Wednesday, November 21, 2001

The American-Northern Alliance advance in Afghanistan is a tremendously significant event in our politico-military history. It demonstrates that President Bush’s 21st century war-makers have learned the lessons of the 20th century war in Vietnam: You can’t fight guerrillas or terrorists with conventional forces or set-piece battles. The 1960s generation of war-makers should have learned that lesson from American history: A rag-tag band of Colonists defeated the more powerful British Redcoats and their mercenary allies back in 1783.

I was much heartened by a single sentence in President Bush’s Oct. 1 speech: “[T]his is a different kind of war. It’s hard to fight a guerrilla war with convention[al] forces. But our military is ready.” And ready they were as we can see with the Taliban in retreat. Had Mr. Bush and his generals not understood the meaning of guerrilla warfare, Afghanistan would now be a quagmire not a first step to victory. It’s a lesson which, tragically, Lyndon Johnson never learned after he became president in 1963 nor did his generals.

Before Mr. Bush there was another commander in chief who understood the meaning of guerrilla terrorism. Addressing the corps of cadets at West Point in June 1962, President Kennedy said this form of warfare demanded “a whole new kind of strategy, a wholly different kind of force, and therefore a new and wholly different kind of military training.” The outcome of the 10-year war in Vietnam might have been different had Kennedy lived.
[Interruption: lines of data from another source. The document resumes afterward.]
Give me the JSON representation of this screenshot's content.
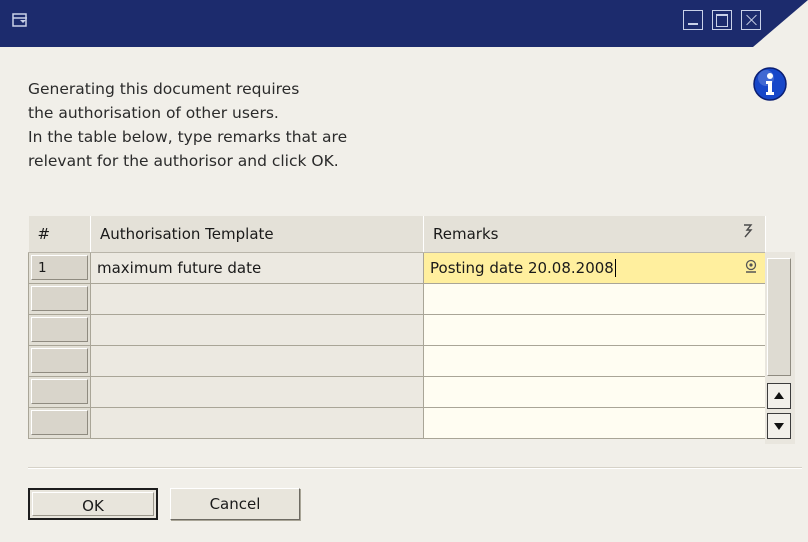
{
  "message": {
    "lines": [
      "Generating this document requires",
      "the authorisation of other users.",
      "In the table below, type remarks that are",
      "relevant for the authorisor and click OK."
    ]
  },
  "table": {
    "headers": {
      "num": "#",
      "template": "Authorisation Template",
      "remarks": "Remarks"
    },
    "rows": [
      {
        "num": "1",
        "template": "maximum future date",
        "remarks": "Posting date 20.08.2008"
      },
      {
        "num": "",
        "template": "",
        "remarks": ""
      },
      {
        "num": "",
        "template": "",
        "remarks": ""
      },
      {
        "num": "",
        "template": "",
        "remarks": ""
      },
      {
        "num": "",
        "template": "",
        "remarks": ""
      },
      {
        "num": "",
        "template": "",
        "remarks": ""
      }
    ]
  },
  "buttons": {
    "ok": "OK",
    "cancel": "Cancel"
  },
  "colors": {
    "titlebar": "#1c2b6d",
    "active_cell": "#ffef9e",
    "dialog_bg": "#f1efe9",
    "info_icon": "#1747c9"
  },
  "icons": {
    "app": "form-icon",
    "info": "info-icon",
    "header_remarks": "link-arrow-icon",
    "cell_remarks": "lookup-icon"
  }
}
The Taliban armies and other guerrilla forces before them have absorbed the grand strategy of Karl Marx who a century-and-a-half ago wrote that revolutionaries “ought not to adhere rigidly to the accepted methods of warfare Mass uprisings, revolutionary methods, guerrilla bands everywhere; such are the only means by which a small nation can hope to maintain itself against an adversary superior in numbers and equipment.” In 1937, Mao Tse-tung published a primer on guerrilla warfare. There were manuals on guerrilla terrorist warfare by Vo Nguyen Giap, Che Guevara and as far back as the Chinese Sun Tzu. But none of these texts did the Taliban terrorists any good because this time, unlike the bloody years of Vietnam, we did not underestimate the enemy. We understood both his strategy and his tactics. We were not told by American spokesmen in Pakistan as we had been in Saigon in 1964 by briefing officers that if the Viet Cong got too bold and nasty, “Why, we’ll lean on them.” It turned out that it was the Viet Cong that did the leaning.

It was not our air superiority over Afghanistan that won the battle. After all, for 10 years in Vietnam we had absolute air superiority and a fat lot of good it did. Our fighters and bombers flew off aircraft carriers in Yankee Station as it was called in the South China Sea virtually unmolested except for aircraft fire which out of thousands of sorties downed a few fighter pilot heroes like Jim Stockdale and Sen. John McCain. And we had a formidable fleet of helicopter gun-ships. What won the first battle in Afghanistan so swiftly and with so few casualties was that we understood the politics of the war. We successfully appealed to Afghanis who hated the Taliban and their religio-social tyranny.

Back in the early 1960s, tens of thousands of Vietnamese living in North Vietnam emigrated to the south when, by treaty arrangement, they were given the chance to do so. They preferred to live under the authoritarian regime of President Ngo Dinh Diem rather than under the totalitarian regime of Ho Chi Minh. The Vietnamese people hated the Hanoi communist regime. But American war planners in Washington and in Saigon had no idea how to take advantage of that hatred. Instead, we heard from President Johnson on Aug. 27, 1964:

“I report tonight as president of the United States and as commander in chief of the Armed Forces on the strength of your country. It is greater than any adversary’s. It is greater than the combined might of all the nations in all the wars in all the history of this planet. And our superiority is growing.”

And Defense Secretary Robert McNamara told an American Legion convention the following month that this military strength “has been harnessed into flexible, usable power which can be controlled with remarkable precision.” But there was one general, Edward G. Lansdale, who understood what we were up against in Vietnam. In 1964 he wrote in Foreign Affairs that “the harsh fact is that, despite the use of overwhelming amounts of men, money and materiel, despite the quantity of well-meant American advice and despite the impressive statistics of casualties inflicted on the Viet Cong, the communist subversive insurgents have grown steadily stronger.”

President Bush and his war-makers have learned that guerrilla terrorism isn’t over until it’s over. It’s not over yet, but we can be sure that it will be over in far less time than it was in Vietnam.